The Game-Changing Impact of Agentic Finance on Banks | PRIMENEWSNOW
Back in 2019, I discussed, alongside McKinsey in August, how AI-driven agents are poised to transform banking by making complex financial decisions for customers, potentially reshaping the industry and impacting billions in revenue. The essence of this shift is simple: AI isn’t just for banks; it’s for customers.
The Unstoppable Rise of Agentic Finance
The implications for banking are profound. Former Standard Chartered Group Chief Data Officer, Shameek Kundu, highlighted in Citi GPS’ “AI in Finance: Bot, Bank & Beyond” report that the emergence of non-human customers is a significant trend. I wholeheartedly agree, and have been exploring its implications. Particularly, how financial institutions will adapt to these agent customers who are indifferent to traditional marketing tactics.
Consider when my AI-driven wallet uses open banking data to switch my savings account or refinance my car loan. How will my network of bot advisors choose the best provider? With numerous options and complex terms, I prefer to delegate these decisions. Bots, however, thrive on such tasks.
Bots will likely prioritize cost, prompting banks to compete aggressively on pricing to maintain market share. Bots can instantly compare prices, making affordability a key factor. Consequently, banks might focus on operational efficiency, cutting unnecessary expenses like TV ads, and modernizing IT infrastructure to compete on volume and price.
In this competitive landscape, prices will likely plummet, significantly affecting commercial banks’ business models. McKinsey’s 2025 Global Annual Banking Review indicates that $23 trillion of the $70 trillion consumer banking sector is in zero-interest accounts. Without adaptation, banks could face a 9% revenue loss, pushing returns below capital costs.
AI can help revamp banking infrastructure, potentially reducing operating costs by 15-20%, according to McKinsey. However, these savings will soon be eroded by competition, necessitating new competitive edges. But what might these be?
Embracing Digital Identity
Many industry experts, including myself, see digital identity as a key focus area. Commercial banks have a natural advantage here. As Kirsty Rutter, Fintech Investment Director at Lloyds Banking Group, noted, “our digital identity is our most valuable asset.” Numerous fintechs are tackling identity challenges, but a comprehensive infrastructure is still needed to establish a robust trust framework.
As agentic finance evolves, platforms are outpacing the trust frameworks necessary for real-world applications. McKinsey’s recent reports emphasize “credentialing and identity” as crucial control points in the agentic economy, as agents require secure, user-granted permissions for transactions.
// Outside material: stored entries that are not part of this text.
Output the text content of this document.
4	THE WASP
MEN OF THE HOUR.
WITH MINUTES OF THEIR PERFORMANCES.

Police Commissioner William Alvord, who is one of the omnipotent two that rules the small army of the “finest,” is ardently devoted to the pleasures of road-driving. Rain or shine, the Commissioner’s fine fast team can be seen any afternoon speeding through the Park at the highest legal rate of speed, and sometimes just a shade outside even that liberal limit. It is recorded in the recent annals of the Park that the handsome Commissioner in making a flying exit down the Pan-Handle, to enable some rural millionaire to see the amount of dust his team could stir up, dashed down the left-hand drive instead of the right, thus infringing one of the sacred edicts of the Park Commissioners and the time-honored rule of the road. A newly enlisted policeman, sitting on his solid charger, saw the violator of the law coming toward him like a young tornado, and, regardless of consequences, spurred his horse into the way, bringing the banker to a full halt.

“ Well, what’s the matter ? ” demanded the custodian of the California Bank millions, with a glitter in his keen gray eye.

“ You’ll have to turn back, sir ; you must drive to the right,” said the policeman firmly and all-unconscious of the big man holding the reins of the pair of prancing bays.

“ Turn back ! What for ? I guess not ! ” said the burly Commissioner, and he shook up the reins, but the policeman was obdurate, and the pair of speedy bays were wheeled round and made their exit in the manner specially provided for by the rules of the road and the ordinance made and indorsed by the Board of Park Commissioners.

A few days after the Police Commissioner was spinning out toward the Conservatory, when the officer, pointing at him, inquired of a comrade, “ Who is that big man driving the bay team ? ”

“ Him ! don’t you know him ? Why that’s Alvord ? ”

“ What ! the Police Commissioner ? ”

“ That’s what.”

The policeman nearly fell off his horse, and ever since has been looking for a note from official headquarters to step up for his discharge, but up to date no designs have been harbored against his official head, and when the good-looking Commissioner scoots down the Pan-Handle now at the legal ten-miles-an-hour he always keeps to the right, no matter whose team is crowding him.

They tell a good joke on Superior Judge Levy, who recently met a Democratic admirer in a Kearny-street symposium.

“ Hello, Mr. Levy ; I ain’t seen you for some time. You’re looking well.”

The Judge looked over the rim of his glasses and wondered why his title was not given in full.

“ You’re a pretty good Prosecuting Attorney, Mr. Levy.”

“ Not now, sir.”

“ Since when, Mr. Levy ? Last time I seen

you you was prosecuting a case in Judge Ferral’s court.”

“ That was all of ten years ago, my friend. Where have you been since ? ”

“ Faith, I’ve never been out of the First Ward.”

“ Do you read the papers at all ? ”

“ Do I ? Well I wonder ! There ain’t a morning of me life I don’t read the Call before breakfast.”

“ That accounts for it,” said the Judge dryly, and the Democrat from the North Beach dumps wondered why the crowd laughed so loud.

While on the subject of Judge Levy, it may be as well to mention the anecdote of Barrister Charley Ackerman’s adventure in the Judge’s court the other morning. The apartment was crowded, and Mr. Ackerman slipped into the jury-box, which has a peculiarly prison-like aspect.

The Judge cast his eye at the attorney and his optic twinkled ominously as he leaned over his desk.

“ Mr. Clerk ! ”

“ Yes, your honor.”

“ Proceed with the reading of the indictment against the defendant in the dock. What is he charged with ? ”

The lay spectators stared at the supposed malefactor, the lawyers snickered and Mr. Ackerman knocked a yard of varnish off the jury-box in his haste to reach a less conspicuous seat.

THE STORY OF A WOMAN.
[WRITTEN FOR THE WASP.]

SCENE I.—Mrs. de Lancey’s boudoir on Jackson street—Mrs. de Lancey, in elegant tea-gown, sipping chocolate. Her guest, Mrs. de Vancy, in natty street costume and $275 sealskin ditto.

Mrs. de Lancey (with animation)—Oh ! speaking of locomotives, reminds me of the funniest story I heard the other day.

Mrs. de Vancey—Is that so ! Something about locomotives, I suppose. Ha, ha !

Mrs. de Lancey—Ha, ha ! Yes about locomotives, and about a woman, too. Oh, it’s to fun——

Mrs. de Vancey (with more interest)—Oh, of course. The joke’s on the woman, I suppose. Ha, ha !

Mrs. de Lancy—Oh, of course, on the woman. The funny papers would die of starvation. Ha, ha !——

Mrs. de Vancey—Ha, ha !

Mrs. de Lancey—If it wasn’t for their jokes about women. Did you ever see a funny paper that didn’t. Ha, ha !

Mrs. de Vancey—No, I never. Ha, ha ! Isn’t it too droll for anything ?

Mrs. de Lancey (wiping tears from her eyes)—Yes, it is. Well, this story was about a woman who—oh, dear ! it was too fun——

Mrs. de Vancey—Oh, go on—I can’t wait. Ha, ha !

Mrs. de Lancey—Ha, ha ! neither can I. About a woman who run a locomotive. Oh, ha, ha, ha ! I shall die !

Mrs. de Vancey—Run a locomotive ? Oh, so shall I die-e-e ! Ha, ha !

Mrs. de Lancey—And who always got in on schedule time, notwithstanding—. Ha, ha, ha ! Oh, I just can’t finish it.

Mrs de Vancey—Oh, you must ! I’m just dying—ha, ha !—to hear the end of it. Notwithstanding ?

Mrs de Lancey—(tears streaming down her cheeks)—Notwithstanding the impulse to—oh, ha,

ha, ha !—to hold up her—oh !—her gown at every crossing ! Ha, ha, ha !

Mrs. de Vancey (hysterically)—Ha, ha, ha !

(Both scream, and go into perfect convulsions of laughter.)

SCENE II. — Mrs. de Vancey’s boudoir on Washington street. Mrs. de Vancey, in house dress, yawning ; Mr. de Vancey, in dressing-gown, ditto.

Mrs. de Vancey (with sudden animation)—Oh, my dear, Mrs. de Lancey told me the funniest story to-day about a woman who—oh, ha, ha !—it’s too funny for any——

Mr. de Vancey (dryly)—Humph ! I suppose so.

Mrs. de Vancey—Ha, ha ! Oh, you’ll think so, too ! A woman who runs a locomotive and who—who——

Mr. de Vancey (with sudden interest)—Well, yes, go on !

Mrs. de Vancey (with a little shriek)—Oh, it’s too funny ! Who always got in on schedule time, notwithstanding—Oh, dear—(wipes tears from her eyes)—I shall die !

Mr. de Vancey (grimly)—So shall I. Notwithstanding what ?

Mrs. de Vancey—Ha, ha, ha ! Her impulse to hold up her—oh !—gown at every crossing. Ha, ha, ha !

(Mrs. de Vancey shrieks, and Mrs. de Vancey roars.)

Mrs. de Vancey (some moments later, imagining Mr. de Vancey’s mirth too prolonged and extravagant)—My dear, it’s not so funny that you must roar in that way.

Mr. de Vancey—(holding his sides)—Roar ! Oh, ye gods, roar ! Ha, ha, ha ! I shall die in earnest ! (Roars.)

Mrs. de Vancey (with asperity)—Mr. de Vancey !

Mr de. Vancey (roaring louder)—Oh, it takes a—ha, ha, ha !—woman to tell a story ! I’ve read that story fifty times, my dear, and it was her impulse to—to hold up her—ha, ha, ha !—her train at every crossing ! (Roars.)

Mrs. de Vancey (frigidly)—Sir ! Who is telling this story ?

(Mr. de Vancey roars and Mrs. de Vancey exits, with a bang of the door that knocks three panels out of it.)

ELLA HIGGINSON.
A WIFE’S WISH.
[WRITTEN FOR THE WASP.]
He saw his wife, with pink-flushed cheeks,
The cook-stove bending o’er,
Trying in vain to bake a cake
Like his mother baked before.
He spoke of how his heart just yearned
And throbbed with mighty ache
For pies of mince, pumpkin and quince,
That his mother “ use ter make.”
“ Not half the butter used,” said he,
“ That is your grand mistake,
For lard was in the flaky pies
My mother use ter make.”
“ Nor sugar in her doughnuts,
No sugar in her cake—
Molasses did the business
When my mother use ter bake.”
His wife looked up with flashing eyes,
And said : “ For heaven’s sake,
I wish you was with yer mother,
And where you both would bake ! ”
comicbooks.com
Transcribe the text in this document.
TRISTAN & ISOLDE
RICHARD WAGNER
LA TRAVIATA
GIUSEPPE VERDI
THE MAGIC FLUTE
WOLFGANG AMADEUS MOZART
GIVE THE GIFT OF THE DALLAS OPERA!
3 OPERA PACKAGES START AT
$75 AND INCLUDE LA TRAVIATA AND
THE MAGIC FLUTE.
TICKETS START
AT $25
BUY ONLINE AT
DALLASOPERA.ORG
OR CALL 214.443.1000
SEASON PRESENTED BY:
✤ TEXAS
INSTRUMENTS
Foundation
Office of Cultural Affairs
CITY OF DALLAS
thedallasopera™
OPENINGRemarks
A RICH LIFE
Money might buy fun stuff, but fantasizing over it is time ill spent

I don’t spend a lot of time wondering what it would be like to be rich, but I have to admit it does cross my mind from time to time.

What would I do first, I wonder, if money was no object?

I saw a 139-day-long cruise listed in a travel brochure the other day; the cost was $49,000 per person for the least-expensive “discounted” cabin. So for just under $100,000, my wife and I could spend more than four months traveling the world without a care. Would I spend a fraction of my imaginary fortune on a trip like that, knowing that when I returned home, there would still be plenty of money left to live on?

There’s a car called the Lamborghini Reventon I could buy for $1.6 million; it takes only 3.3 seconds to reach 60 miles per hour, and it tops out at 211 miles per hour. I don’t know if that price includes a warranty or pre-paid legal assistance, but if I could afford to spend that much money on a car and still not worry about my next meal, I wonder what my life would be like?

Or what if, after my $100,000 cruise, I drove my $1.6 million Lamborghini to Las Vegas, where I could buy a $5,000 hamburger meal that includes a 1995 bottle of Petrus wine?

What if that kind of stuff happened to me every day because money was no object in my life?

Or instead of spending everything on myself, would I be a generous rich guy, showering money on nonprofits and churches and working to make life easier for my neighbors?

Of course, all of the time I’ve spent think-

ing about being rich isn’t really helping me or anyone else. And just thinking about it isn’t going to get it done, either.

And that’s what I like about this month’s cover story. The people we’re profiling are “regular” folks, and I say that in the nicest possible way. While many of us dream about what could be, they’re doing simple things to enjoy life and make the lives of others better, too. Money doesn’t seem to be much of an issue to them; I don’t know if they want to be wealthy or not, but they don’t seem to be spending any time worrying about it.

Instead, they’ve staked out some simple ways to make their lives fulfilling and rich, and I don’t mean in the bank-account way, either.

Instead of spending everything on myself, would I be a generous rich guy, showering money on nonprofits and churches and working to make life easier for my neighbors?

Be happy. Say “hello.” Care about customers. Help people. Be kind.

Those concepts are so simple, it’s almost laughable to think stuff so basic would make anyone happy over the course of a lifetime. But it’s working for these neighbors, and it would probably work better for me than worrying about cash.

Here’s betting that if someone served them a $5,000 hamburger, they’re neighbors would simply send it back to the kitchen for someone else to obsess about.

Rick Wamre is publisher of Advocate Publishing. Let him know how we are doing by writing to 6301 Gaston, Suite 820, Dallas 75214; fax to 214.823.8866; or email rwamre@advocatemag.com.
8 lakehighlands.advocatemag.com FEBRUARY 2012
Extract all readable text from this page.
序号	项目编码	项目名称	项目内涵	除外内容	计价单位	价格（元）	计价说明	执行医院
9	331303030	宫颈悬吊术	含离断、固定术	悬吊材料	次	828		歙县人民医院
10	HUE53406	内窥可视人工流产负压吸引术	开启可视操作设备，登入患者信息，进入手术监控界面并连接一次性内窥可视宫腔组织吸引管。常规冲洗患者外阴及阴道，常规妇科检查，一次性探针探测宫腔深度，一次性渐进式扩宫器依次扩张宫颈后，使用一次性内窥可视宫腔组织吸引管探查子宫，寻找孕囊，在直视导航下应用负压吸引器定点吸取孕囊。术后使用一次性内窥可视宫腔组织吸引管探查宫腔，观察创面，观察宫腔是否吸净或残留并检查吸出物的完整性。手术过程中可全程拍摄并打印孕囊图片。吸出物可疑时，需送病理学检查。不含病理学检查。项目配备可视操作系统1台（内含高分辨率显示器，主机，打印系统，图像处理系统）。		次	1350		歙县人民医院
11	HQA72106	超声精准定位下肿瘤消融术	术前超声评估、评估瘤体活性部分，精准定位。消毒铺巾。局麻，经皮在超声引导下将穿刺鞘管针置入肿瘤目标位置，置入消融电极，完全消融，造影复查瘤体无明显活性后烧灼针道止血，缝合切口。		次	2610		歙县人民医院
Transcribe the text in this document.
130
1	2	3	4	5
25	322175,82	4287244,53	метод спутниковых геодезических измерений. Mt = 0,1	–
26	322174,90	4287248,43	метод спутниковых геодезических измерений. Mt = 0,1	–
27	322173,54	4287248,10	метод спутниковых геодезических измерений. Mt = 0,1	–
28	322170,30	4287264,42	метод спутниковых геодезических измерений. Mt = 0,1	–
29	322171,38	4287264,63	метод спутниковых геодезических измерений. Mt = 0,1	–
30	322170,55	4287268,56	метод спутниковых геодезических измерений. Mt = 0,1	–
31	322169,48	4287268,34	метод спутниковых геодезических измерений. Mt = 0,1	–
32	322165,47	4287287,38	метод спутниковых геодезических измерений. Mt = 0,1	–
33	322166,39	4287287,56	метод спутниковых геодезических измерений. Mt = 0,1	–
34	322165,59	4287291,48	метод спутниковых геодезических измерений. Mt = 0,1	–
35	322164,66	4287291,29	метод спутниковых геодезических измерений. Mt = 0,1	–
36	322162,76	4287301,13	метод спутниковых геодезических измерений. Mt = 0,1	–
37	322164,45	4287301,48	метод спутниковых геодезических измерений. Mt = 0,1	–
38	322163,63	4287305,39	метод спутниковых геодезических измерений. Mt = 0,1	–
Organizations managing high-trust credentials have a clear advantage, with success factors including zero-trust architectures, dynamic consent protocols, and continuous audit trails.
Agentic Finance: The New Frontier
Financial institutions should seize these opportunities to remain relevant, as transactions increasingly bypass traditional systems, akin to financial dark energy composed of wallets and stablecoins. These transactions will require varying levels of trust, and the shift to agentic finance is driven by the need for privacy-by-design security, moving away from outdated security measures.
Humans are often the weakest link in security, but as I often say, while a fake Brad Pitt photo might fool a person, it won’t deceive a bot with a digital signature. AI is set to transform the industry, not just by optimizing call centers or credit decisions, but by empowering customers with AI, leading to a more efficient and customer-focused industry than the current hybrid model.